As the granularity of the unreliable component grows, the latency to
communicate with a backup becomes unpalatable. This leads to a more relaxed
model for fault tolerance. The primary system will acknowledge the work request
and its actions without waiting to ensure that the backup is notified of the
work. This improves the responsiveness of the system.
There are two implications of asynchronous state capture: 1) Everything
promised by the primary is probabilistic. There is always a chance that an
untimely failure shortly after the promise results in a backup proceeding
without knowledge of the commitment. Hence, nothing is guaranteed! 2)

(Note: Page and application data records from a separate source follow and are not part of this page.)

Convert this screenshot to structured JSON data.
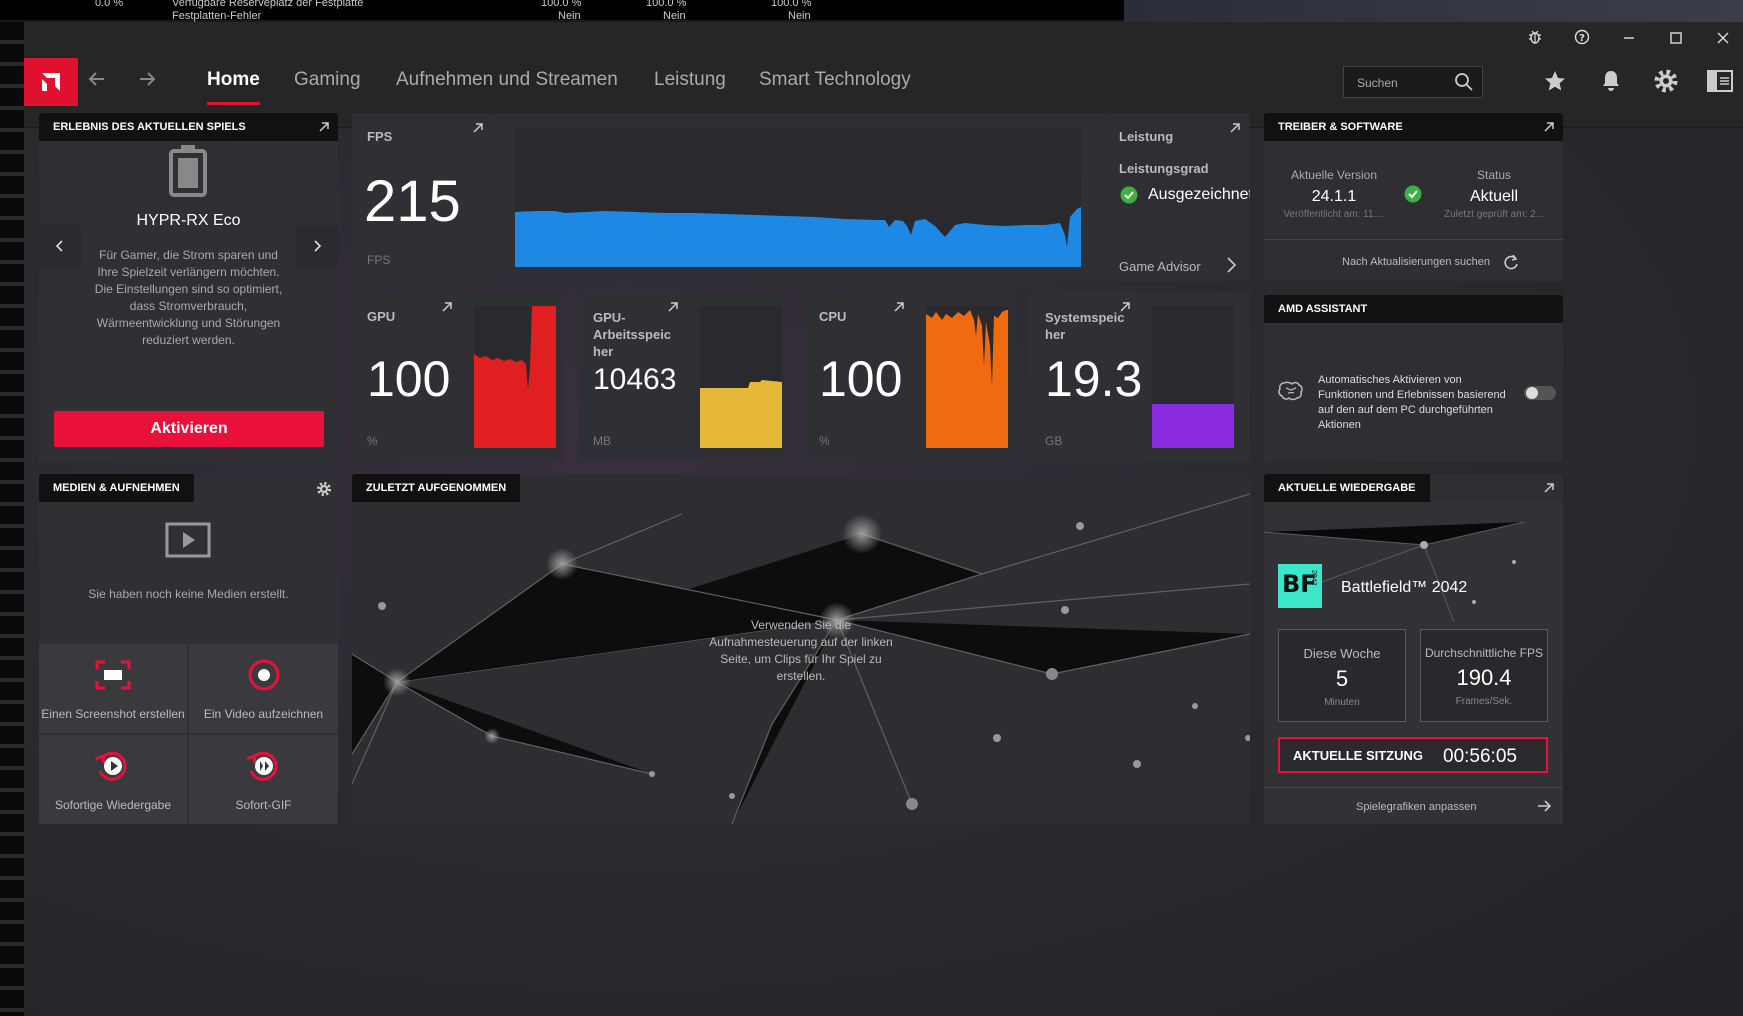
{
  "background": {
    "row1": {
      "c1": "0.0 %",
      "c2": "Verfügbare Reserveplatz der Festplatte",
      "c3": "100.0 %",
      "c4": "100.0 %",
      "c5": "100.0 %"
    },
    "row2": {
      "c2": "Festplatten-Fehler",
      "c3": "Nein",
      "c4": "Nein",
      "c5": "Nein"
    }
  },
  "nav": {
    "items": [
      "Home",
      "Gaming",
      "Aufnehmen und Streamen",
      "Leistung",
      "Smart Technology"
    ],
    "search_placeholder": "Suchen",
    "accent": "#e0102f"
  },
  "game_experience": {
    "header": "ERLEBNIS DES AKTUELLEN SPIELS",
    "profile_name": "HYPR-RX Eco",
    "description": "Für Gamer, die Strom sparen und Ihre Spielzeit verlängern möchten. Die Einstellungen sind so optimiert, dass Stromverbrauch, Wärmeentwicklung und Störungen reduziert werden.",
    "activate_label": "Aktivieren"
  },
  "fps": {
    "label": "FPS",
    "value": "215",
    "unit": "FPS",
    "color": "#1e88e5"
  },
  "performance": {
    "title": "Leistung",
    "grade_label": "Leistungsgrad",
    "grade_value": "Ausgezeichnet",
    "advisor_label": "Game Advisor"
  },
  "metrics": [
    {
      "label": "GPU",
      "value": "100",
      "unit": "%",
      "color": "#e02020"
    },
    {
      "label": "GPU-\nArbeitsspeic\nher",
      "value": "10463",
      "unit": "MB",
      "color": "#e6b83a"
    },
    {
      "label": "CPU",
      "value": "100",
      "unit": "%",
      "color": "#f06a10"
    },
    {
      "label": "Systemspeic\nher",
      "value": "19.3",
      "unit": "GB",
      "color": "#8a2be2"
    }
  ],
  "driver": {
    "header": "TREIBER & SOFTWARE",
    "version_label": "Aktuelle Version",
    "version_value": "24.1.1",
    "released": "Veröffentlicht am: 11....",
    "status_label": "Status",
    "status_value": "Aktuell",
    "checked": "Zuletzt geprüft am: 2...",
    "update_label": "Nach Aktualisierungen suchen"
  },
  "assistant": {
    "header": "AMD ASSISTANT",
    "text": "Automatisches Aktivieren von Funktionen und Erlebnissen basierend auf den auf dem PC durchgeführten Aktionen",
    "toggle_on": false
  },
  "media": {
    "header": "MEDIEN & AUFNEHMEN",
    "empty_text": "Sie haben noch keine Medien erstellt.",
    "actions": [
      "Einen Screenshot erstellen",
      "Ein Video aufzeichnen",
      "Sofortige Wiedergabe",
      "Sofort-GIF"
    ]
  },
  "recent": {
    "header": "ZULETZT AUFGENOMMEN",
    "text": "Verwenden Sie die Aufnahmesteuerung auf der linken Seite, um Clips für Ihr Spiel zu erstellen."
  },
  "playback": {
    "header": "AKTUELLE WIEDERGABE",
    "game": "Battlefield™ 2042",
    "logo_text": "BF",
    "logo_sub": "2042",
    "week_label": "Diese Woche",
    "week_value": "5",
    "week_unit": "Minuten",
    "avg_label": "Durchschnittliche FPS",
    "avg_value": "190.4",
    "avg_unit": "Frames/Sek.",
    "session_label": "AKTUELLE SITZUNG",
    "session_value": "00:56:05",
    "adjust_label": "Spielegrafiken anpassen"
  }
}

Applications must ensure eventual consistency. Since work may be stuck in the
primary after a failure and reappear later, the processing order for work
cannot be guaranteed.
Platform designers are struggling to make this easier for their applications.
Emerging patterns of eventual consistency and probabilistic execution may soon
yield a way for applications to express requirements for a "looser" form of
consistency while providing availability in the face of ever larger failures.
This paper recounts portions of the evolution of these trends, attempts to
show the patterns that span these changes, and talks about future directions as
we continue to "build on quicksand".